I think this is an open-ended question because a lot will depend on the actual dataset you are optimising against, how close your first candidate solution $s_0$ is to a local optimum and if you are interested / are able to use derivative information or not.
I have used R's standard optim function and generally I have found that the L-BFGS-B algorithm is the fastest or close to the fastest from the default optimisation algorithms available. That is when I supply a derivative function. In the GPML Matlab Code the authors also provide a L-BFGS-B implementation so I suspect they too found that the L-BFGS-B algorithm is reasonably competitive when someone provides derivative information within the context of a general application.
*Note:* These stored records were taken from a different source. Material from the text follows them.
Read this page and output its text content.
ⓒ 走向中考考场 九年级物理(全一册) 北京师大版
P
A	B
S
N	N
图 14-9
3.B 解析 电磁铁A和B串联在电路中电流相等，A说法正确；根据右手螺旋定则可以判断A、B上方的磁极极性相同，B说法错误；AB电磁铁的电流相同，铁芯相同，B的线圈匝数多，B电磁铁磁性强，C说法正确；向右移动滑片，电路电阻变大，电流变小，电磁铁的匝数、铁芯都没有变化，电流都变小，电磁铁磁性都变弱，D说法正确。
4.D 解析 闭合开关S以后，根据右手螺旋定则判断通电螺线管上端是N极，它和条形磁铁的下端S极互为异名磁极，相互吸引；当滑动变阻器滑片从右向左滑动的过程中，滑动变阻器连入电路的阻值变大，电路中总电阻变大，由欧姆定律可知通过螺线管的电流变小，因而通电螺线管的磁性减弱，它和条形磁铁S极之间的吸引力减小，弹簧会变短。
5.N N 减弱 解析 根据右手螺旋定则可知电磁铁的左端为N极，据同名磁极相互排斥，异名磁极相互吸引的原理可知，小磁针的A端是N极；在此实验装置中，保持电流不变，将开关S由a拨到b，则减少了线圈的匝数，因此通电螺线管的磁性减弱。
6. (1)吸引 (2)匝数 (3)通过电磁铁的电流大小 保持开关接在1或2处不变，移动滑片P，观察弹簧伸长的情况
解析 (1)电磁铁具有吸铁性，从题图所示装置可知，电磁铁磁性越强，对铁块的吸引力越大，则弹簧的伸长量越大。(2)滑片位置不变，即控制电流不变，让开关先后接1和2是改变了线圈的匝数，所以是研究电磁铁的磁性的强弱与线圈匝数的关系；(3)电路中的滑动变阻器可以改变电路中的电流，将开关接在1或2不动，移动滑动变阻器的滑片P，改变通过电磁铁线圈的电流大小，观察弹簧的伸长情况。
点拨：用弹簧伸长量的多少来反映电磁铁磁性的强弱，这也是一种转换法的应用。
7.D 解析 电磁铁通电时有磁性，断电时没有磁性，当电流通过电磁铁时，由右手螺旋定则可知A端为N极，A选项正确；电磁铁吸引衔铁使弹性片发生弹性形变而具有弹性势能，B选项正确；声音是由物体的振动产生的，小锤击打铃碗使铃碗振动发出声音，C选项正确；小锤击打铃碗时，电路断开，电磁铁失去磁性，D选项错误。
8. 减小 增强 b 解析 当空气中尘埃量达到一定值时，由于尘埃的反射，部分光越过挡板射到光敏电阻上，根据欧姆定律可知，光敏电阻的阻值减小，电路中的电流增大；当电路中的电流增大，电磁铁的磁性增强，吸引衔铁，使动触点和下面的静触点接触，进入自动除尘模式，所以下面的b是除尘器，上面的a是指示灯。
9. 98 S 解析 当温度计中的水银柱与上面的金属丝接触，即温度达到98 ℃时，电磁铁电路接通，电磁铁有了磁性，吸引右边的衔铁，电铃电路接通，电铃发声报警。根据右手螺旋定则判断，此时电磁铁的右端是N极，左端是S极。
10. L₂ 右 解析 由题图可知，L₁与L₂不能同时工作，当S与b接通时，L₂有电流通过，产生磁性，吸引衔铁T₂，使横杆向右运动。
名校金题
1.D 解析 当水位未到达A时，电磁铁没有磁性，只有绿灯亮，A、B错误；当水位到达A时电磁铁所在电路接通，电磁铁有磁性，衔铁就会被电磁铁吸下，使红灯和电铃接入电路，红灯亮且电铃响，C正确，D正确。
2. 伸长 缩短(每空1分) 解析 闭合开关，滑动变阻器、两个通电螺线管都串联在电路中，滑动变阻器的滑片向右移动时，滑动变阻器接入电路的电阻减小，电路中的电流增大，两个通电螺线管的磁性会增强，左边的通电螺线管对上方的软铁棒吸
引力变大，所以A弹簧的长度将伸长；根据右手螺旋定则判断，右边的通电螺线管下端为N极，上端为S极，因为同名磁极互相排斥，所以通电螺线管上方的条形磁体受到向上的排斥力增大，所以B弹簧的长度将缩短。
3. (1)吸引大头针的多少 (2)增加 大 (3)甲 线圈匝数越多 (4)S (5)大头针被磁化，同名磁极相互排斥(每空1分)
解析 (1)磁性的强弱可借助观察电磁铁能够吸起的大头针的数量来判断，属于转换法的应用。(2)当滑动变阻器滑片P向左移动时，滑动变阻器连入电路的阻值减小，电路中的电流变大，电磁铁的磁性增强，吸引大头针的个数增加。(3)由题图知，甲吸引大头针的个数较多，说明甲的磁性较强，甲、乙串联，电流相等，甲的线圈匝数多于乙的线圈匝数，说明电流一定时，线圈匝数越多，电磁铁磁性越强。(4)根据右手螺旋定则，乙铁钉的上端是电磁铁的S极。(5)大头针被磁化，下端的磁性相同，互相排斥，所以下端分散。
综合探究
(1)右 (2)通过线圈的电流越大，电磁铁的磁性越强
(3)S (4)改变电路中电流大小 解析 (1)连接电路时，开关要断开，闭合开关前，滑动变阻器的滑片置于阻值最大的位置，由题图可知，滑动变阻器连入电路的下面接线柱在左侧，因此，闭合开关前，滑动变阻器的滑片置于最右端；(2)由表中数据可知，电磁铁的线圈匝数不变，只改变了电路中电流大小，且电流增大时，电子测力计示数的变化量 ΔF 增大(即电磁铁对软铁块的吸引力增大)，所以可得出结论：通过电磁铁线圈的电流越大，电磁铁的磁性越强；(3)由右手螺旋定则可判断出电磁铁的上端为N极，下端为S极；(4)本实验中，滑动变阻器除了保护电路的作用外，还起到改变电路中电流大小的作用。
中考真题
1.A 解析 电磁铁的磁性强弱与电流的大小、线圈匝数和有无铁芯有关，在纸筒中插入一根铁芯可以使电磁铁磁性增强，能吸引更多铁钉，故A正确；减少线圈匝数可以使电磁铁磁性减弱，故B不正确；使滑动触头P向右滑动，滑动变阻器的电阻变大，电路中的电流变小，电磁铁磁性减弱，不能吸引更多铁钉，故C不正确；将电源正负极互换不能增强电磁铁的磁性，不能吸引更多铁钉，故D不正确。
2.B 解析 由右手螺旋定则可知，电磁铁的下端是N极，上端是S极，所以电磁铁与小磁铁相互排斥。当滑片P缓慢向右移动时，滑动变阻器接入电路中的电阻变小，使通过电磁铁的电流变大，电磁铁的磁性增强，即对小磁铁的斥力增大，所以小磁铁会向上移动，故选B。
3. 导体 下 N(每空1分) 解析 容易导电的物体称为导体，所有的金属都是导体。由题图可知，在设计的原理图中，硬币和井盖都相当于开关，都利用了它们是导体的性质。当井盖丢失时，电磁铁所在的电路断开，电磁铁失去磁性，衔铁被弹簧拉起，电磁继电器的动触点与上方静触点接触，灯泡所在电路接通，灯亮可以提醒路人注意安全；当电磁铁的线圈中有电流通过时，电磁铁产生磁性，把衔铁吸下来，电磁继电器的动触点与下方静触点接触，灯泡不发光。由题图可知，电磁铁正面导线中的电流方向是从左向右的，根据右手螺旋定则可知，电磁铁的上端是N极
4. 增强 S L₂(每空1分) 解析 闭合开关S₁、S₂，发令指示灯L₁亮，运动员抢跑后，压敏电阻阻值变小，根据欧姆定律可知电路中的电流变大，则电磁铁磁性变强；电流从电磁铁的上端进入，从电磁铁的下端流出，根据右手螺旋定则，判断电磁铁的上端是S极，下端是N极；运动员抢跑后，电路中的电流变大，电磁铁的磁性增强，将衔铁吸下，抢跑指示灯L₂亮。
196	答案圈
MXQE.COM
Another option is to use derivative free optimisation. Rios and Sahinidis, 2013 review paper: "Derivative-free optimization: A review of algorithms and comparison of software implementations" in the Journal of Global Optimisation seems to be your best bet for something exhaustive. Within R the minqa package that provide derivative-free optimization by quadratic approximation (QA) routines. The package contains some of Powell's most famous "optimisation children": UOBYQA, NEWUOA and BOBYQA. I have found UOBYQA to be the fastest of the three for toy problems despite Wikipedia general advice: "For general usage, NEWUOA is recommended to replace UOBYQA.". This is not very surprising, log-likelihoods are smooth functions with well-defined derivatives so NEWUOA might not a enjoy an obvious advantage. Again this shows that there is no silver-bullet. On that matter, I have played around with some Particle Swarm Optimisation (PSO) and Covariance Matrix Adaptation Evolution Strategy algorithms included in the R package hydroPSO and cmaes respectively but in general while faster and far more informative than the canned Simulated Annealing (SANN) in optim they were not remotely competitive in terms of speed with QA routines. Notice that estimating the hyper-parameters vector $\theta$ for a log-likelihood function is usually a smooth and (at least locally) convex problem so stochastic optimisation generally will not offer a great advantage.
To recap: I would suggest using L-BFGS-B with derivative information. If derivative information is hard to obtain (eg. due to complicated kernels functions) use quadratic approximation routines.